# New to Halter and Showmanship and I have questions



## Scoutrider (Jun 4, 2009)

Horses4Healing said:


> First, I am not sure of the difference between the two classes. So if someone could explain what judges look for in Halter classes, and what they look for in Showmanship classes. From what I can gather, showmanship is judged on a pattern and how perfect you and your horse are and your overall preparations and turn-out. And I'm not sure about Halter.

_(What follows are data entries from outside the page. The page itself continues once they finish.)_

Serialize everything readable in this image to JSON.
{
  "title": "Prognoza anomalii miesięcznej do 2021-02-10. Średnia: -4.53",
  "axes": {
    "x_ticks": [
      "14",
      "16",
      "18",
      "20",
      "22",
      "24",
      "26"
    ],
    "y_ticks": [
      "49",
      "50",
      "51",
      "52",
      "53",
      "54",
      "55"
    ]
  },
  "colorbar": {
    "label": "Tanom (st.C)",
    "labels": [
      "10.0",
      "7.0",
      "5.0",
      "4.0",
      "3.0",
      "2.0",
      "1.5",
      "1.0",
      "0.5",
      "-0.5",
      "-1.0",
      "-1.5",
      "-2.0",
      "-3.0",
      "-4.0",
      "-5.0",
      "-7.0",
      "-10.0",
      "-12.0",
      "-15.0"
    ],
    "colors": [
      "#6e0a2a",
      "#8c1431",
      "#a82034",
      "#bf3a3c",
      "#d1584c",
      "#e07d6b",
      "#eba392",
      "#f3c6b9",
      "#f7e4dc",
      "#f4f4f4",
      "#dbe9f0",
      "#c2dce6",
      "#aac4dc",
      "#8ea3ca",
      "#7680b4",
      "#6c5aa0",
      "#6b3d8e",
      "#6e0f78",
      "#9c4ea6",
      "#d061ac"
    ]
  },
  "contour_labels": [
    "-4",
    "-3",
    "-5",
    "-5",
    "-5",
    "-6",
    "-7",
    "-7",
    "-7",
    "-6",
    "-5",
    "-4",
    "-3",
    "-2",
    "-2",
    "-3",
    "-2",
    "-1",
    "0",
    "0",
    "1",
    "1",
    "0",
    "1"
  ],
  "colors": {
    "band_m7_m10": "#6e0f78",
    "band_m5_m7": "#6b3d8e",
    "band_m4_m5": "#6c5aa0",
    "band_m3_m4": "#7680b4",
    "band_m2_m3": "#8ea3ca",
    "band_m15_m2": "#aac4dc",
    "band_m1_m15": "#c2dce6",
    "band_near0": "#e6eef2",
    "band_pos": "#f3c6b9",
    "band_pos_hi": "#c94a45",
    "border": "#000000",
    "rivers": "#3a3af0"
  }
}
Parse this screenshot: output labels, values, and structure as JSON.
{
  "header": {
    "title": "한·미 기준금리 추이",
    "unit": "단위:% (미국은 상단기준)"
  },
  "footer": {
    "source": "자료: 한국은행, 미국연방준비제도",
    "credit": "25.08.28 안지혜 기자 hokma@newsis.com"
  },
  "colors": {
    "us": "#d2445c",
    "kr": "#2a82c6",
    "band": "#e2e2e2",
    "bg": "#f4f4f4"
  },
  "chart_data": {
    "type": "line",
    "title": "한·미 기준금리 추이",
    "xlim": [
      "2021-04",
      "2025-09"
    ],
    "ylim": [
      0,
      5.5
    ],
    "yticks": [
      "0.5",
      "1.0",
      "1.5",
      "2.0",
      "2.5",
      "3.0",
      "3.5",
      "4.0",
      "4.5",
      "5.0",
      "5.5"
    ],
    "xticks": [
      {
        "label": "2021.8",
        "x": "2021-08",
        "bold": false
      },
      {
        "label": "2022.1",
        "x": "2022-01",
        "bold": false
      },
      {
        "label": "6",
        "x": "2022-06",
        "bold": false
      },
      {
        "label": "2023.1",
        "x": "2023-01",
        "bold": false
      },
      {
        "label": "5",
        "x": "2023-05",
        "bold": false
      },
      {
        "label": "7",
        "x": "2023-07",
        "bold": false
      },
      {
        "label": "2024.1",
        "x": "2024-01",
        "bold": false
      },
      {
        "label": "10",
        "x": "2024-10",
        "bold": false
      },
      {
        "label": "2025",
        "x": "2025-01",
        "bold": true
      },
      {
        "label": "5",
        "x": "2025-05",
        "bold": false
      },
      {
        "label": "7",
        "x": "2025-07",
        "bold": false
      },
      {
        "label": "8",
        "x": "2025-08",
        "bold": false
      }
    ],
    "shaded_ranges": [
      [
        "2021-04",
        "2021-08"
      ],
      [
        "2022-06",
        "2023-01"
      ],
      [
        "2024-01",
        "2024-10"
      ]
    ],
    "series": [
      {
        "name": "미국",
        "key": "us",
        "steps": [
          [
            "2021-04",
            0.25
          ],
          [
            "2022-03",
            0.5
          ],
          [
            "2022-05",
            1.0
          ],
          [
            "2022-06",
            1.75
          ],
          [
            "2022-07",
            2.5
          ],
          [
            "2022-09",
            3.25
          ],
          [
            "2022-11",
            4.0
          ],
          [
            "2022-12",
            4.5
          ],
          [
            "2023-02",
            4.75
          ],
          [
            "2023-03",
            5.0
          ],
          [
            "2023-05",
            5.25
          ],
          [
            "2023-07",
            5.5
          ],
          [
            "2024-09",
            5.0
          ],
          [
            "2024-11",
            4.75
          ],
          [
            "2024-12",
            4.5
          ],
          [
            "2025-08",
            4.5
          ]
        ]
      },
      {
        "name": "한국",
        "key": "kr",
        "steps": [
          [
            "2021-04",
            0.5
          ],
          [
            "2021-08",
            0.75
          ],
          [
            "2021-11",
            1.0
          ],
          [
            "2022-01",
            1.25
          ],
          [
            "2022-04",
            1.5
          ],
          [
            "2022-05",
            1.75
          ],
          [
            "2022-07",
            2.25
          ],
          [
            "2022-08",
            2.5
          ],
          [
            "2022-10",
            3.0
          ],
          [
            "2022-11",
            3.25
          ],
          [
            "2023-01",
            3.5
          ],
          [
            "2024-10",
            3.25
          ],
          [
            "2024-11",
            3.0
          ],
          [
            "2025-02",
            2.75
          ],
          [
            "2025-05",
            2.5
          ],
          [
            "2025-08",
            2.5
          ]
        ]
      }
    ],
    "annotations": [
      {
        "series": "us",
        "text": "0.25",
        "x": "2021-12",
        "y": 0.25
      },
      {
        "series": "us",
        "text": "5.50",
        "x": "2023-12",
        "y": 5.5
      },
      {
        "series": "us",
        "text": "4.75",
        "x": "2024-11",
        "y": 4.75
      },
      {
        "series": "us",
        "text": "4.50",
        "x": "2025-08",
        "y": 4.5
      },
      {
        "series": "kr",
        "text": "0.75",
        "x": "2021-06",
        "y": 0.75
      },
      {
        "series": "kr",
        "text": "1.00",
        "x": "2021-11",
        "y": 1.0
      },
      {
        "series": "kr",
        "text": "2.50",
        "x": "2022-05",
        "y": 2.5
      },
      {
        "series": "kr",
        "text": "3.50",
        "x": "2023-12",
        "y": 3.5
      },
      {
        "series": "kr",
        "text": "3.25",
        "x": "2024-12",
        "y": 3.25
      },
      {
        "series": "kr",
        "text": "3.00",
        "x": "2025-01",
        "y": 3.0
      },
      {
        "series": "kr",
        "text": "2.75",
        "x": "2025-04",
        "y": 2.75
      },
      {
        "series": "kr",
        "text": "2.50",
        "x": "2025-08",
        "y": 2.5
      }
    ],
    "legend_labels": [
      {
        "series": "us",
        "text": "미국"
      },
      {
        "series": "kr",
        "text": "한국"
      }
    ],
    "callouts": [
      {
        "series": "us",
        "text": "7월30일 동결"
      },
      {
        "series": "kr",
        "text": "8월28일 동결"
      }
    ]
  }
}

Think of the difference between Showmanship and Halter the same way as the difference between Equitation and Pleasure ridden classes. Showmanship places judging emphasis on the horse's grooming and conditioning, the handler's ability to control the horse through the pattern with ease and finesse, and the handler's knowledge of her horse and the class (Judge may ask a question; anything from "what is your horse's name?" to "where is the stifle located on the horse?" to "is a turn on the haunches required in English Grooming and Showmanship?"). Halter, in contrast, places the emphasis of the judging on the horse -- his conformation, way of going, etc. The Halter pattern is much simpler, and is designed to display the horse's gaits, rather than test the handler's preparation and control. The other minor difference is that the handler is *not* allowed to touch the horse in a Showmanship class, while they are allowed to do so in a Halter class -- I've even seen Halter entries go so far as to manually place their horse's feet square in front. Both classes are fun, and training and preparing for one overlaps a lot with training and prepping for the other. I usually show both if they are offered. 



Horses4Healing said:


> Also I know that your Western Stock Breeds show in a flashy silver halter and English horses show in an English bridle. Are there different rules for an English Showmanship/Halter class than there are for a Western Showmanship/Halter class? I'm pretty sure that Western Breeds (like QH and Paints) can show in English Showmanship/Halter classes...but correct me if I'm wrong.


English Showmanship/Halter rules are generally the same as those for Western. In 4-H in my state (the bulk of my personal showing experience), English horses are permitted to do their pivot on the forehand rather than the haunches, but that's a technicality and most judges, IME, want to see a pivot on the haunches anyway. Western breeds can most definitely do Showmanship in English gear, and vice-versa; I've done both divisions over the years with the same horses, Morgans, Arabs, and QH's. Halter classes do not differentiate between English and Western, only breed, type, and gender if the show is big enough. Western QH Mares are shown in the same class as English QH Mares. The smallest schooling shows in my area typically have Open Horse Halter and Open Pony Halter, so all breeds, registered and unregistered, all ages of handlers, only differentiated by the size of the animal. 



Horses4Healing said:


> I have a Paint/QH mix that is unregistered and she is def more of an English Horse than a Western one. I want to take her into either Showmanship or Halter at a local schooling show that is relaxed. I've seen classes be done by breeds before and so I was wondering if she would go into a Mixed Breed Class or if shows normally have breed classes done by similar breeds?


Local schooling shows are excellent to start out with -- they're generally very relaxed, and they're taken by all as a learning experience and a fun time rather than a do-or-die show. In Showmanship, your division will likely depend on your age (here we have Jr. = 8-13, Sr. 14-18, 19 and Over, and Old Timer = 50 and Older) and your gear (English or Western). For Halter, unregistered horses are shown as Mixed Breed or Grade, sometimes in Open gender-specific classes depending on what the show operator has included in the program. Registered horses are required to present proof of registry when entering a breed-specific class. 



Horses4Healing said:


> As far as training for the show, my horse has wonderful ground manners and good confirmation. I know how to train a horse to stand square and have been working on this with her.


That's a great start, and honestly getting a horse to set up quickly and consistently is half the battle at home. :wink: The other tricky thing can be getting the pivot smooth and correct. I do believe there are a few other threads that cover that topic in detail

Hope that's helpful to you! Good luck, and have fun!!


----------



## spurstop (Mar 22, 2012)

Unless a class is designated as "English Showmanship" you should have a western turn-out. 

Pinto has English Showmanship, APHA and AQHA do not. The other color breeds may have it also.


----------



## EKH15 (Jul 27, 2012)

Halter is a class based on the horse's conformation, grooming, and etc. Showmanship, is a class where you perform a pattern and the judge judges the class on the showman. Hence the name showmanship. This class is about you, and how you show your horse to the judge.


----------